Tre coccodrilli di una morte annunciata

[...] cosa può essere un uomo in un paese,
sotto il pennino dello scriba una pagina frusciante
e dopo
dentro una polvere di archivi
nulla nessuno in nessun luogo mai.V. Sereni, Intervista a un suicida

Coccodrillo di Valerio Cruciani

Valerio Cruciani Si è spenta da un giorno all’altro. Oppure la progressione è stata talmente subdola, lenta, impercettibile, da non rendercene conto. Se ne è andata così, senza lacrime, senza abbracci davanti ad una tomba di birre e funesti festeggiamenti. Senza avvertimenti. Se ne è andata, Amnesia Vivace, e la rabbia, la desolazione, il lutto, sono tanto forti da doverli anestetizzare sotto coltri di lontananza, appuntamenti, lavori da 10 ore al giorno, compromessi teatrali, pubblicazioni in vista, università, matrimoni, videoblogs, fuggi fuggi generale tra le strade che ci hanno separato a forza, ci hanno voluto separare, l’ipocrisia, l’odio, la rabbia che sa di sputo e fango, l’impotenza, il senso di vuoto e inutilità, la clandestinità di una pubblicazione che non ha meritato neanche un “addio”, una bandierina a mezz’asta, neanche quella del negroni, non ha meritato questa morte uno schiaffo politicamente corretto o scorretto, una beffa, una discussione, una domanda “ma sbaglio o è da 5 mesi che non pubblicate niente di nuovo?”.

Ignoranza più totale, silenzio. Il silenzio nero e funerario che circonda il rumore assordante e luminoso di internet. Silenzio talmente potente che rende reale il virtuale e la realtà un inutile ammasso di carni, ossi (sí, ossi, non è un refuso, gli ossi delle bestie che mangiamo sono meglio delle nostre umanissime bianchissime ossa), facce che passano inosservate se non appartenenti ad un profilo, messaggi persi nel vuoto peggio della classica, stupida bottiglia dello stramaledetto naufrago sull’isola deserta.
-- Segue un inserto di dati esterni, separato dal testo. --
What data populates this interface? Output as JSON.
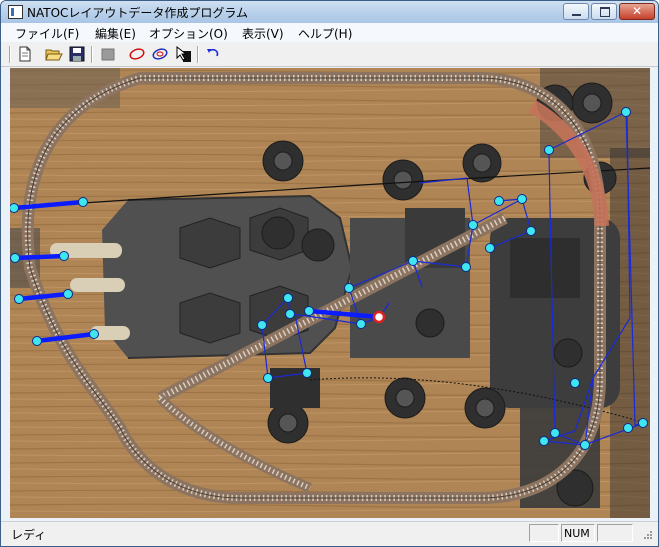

E sarebbe giusto, ora, razionalizzare, contare gli anni, gli articoli, i collaboratori, il tanto lavoro volontario fatto con onestà intellettuale, generosità, voglia di stracciare i fottuti mulini a vento come tanti stupidi Don Quijotes. Questo lascia la morte di Amnesia Vivace (nessuno sa se ci sarà una resurrezione). Metafore degne della migliore canzoncina di Sanremo. Perché è una morte banale, scema, come siamo scemi noi redattori e fondatori di Amnesia Vivace, e nove anni fa, quando cominciammo, era scontato che saremmo finiti così, era scontato come le metafore mielose di questo necrologio. Perché cosa diavolo può resistere? Come può resistere un progetto del genere? Siamo arrivati al nono compleanno con gli occhi strabuzzati, pieni di rughe, ferite, occhiaie, talmente stanchi e cambiati da non renderci conto che davvero non ne potevamo più. Troppo amore per un figlio nato con il cancro.
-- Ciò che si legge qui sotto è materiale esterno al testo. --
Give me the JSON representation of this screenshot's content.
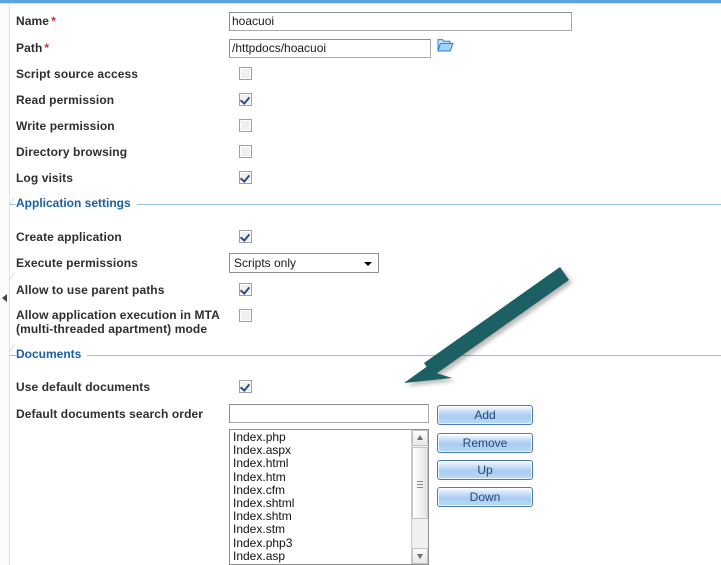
{
  "form": {
    "fields": [
      {
        "label": "Name",
        "required": true,
        "type": "text",
        "value": "hoacuoi"
      },
      {
        "label": "Path",
        "required": true,
        "type": "text",
        "value": "/httpdocs/hoacuoi",
        "icon": "folder-icon"
      },
      {
        "label": "Script source access",
        "required": false,
        "type": "checkbox",
        "checked": false
      },
      {
        "label": "Read permission",
        "required": false,
        "type": "checkbox",
        "checked": true
      },
      {
        "label": "Write permission",
        "required": false,
        "type": "checkbox",
        "checked": false
      },
      {
        "label": "Directory browsing",
        "required": false,
        "type": "checkbox",
        "checked": false
      },
      {
        "label": "Log visits",
        "required": false,
        "type": "checkbox",
        "checked": true
      }
    ]
  },
  "application_settings": {
    "title": "Application settings",
    "create_application": {
      "label": "Create application",
      "checked": true
    },
    "execute_permissions": {
      "label": "Execute permissions",
      "value": "Scripts only"
    },
    "allow_parent_paths": {
      "label": "Allow to use parent paths",
      "checked": true
    },
    "allow_mta": {
      "label_line1": "Allow application execution in MTA",
      "label_line2": "(multi-threaded apartment) mode",
      "checked": false
    }
  },
  "documents": {
    "title": "Documents",
    "use_default_documents": {
      "label": "Use default documents",
      "checked": true
    },
    "search_order": {
      "label": "Default documents search order",
      "value": "",
      "placeholder": ""
    },
    "list_items": [
      "Index.php",
      "Index.aspx",
      "Index.html",
      "Index.htm",
      "Index.cfm",
      "Index.shtml",
      "Index.shtm",
      "Index.stm",
      "Index.php3",
      "Index.asp"
    ],
    "buttons": [
      {
        "label": "Add"
      },
      {
        "label": "Remove"
      },
      {
        "label": "Up"
      },
      {
        "label": "Down"
      }
    ]
  },
  "annotation": {
    "type": "arrow",
    "color": "#1d6063",
    "points_to": "Default documents search order field"
  },
  "colors": {
    "top_rule": "#5fa3e0",
    "section_heading": "#1b5fa8",
    "required_marker": "#cc3333",
    "button_border": "#4a7ebb",
    "annotation_arrow": "#1d6063"
  }
}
Cosa sto accusando? Tutto e tutti. Ingiustamente, anche, non mi importa. Accuso tutto e tutti, dal collaboratore che ha scritto per noi solo un articolo con tutto il suo amore, al più prolifico professore universitario, accuso me stesso, tutta la redazione e i nostri stupidi litigi, l’Italia intera, l’ignoranza, la povertà ideologica, i portafogli vuoti e quelli pieni che non si sono aperti al momento giusto, accuso il narcisismo di tutti noi autori di articoli e “pezzi” che non abbiamo pensato ad andare oltre, non abbiamo pensato al corpo che moriva vivacemente nella simpatia della sua amnesia, accuso gli stranieri che ci hanno letto e che hanno scritto su Amnesia Vivace, per pensare che eravamo troppo bravi per essere italiani, o per pensare che non valeva niente il nostro progetto per essere privo dei fottuti sostegni ufficiali che nei loro Paesi si pescano come trote in un laghetto, accuso internet e i suoi meccanismi diabolici eppur necessari ed evoluti, accuso gli innocenti, perché colpevoli di cecità, ed accuso i colpevoli, perché ricoprono il ruolo di becchini.
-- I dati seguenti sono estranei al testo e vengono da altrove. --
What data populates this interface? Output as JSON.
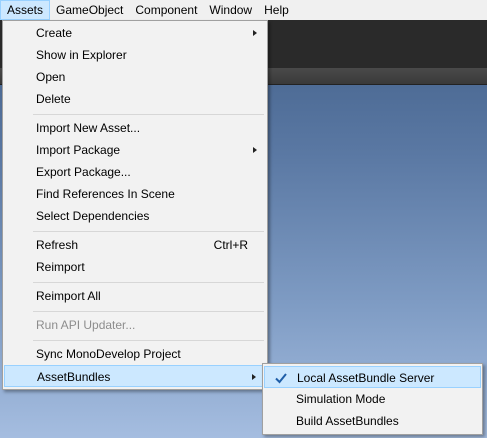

Amnesia Vivace per ora chiude i battenti. Spero che vi nutriate con il suo corpo morto, che resterà lì, a disposizione di tutti, per un banchetto che spero sia pieno di commensali vestiti a lutto.

Spero che ci si avvicini con rispetto. Spero che qualcuno si strozzi con i resti. Che succeda qualcosa. O che non succeda niente. Ormai in internet si inciampa nelle cose. Per strada, invece, si scorre come flussi d’energia destinati a perderci nel nulla.
Valerio Cruciani

Coccodrillo di Fabio Massimo Franceschelli

Fabio M. Franceschelli Partiamo dai numeri: nata nel 2001, ha pubblicato 32 numeri trimestrali in 9 anni di presenza nel web. Vi hanno collaborato 74 autori per 482 articoli. Per la conoscenza dei primi sono disponibili le note biografiche: si passa da celebrati professionisti a giovani ricercatori, da promettenti neolaureati a “semplici” cultori della materia. Riguardo agli articoli, il teatro è stato l’asse portante con 200 scritti, e poi 33 interventi su discipline filosofiche e affini, 101 di critica sociale, 148 di critica delle arti. Tutto questo è Amnesia Vivace, web-zine di Critica dell’Arte e della Società. Tutto questo patrimonio di scritti, riflessioni, idee, è disponibile con pochi click di mouse, attraverso google che riporta la rivista sempre tra i primi risultati, o attraverso i vari indici analitici della webzine stessa, o ancora attraverso il motore di ricerca interno. Una casa virtuale frequentata tra gli altri da Pasolini e Adorno, Go Nagai e Eduardo, Bob Dylan, Piero della Francesca, Schönberg, Hegel, Gesù, San Paolo, Lutero, De Martino, Ipazia, Benigni, Cronemberg, Fassbinder, Lynch, Pirandello, Romero, Nietzsche, Marx, Aristotele, Anselmo d'Aosta, Cartesio, Heidegger, Popper, Bruno, Joyce, Beckett, Ovidio, Dante, Mann, Schiele, Pound, Freud, Tolkien, Dostoevskij, Cechov, Kafka, Bulgakov, Dick, Stockhausen, Zappa, Tenco, Einstein, Orwell, Shakespeare, Goethe, Lessing…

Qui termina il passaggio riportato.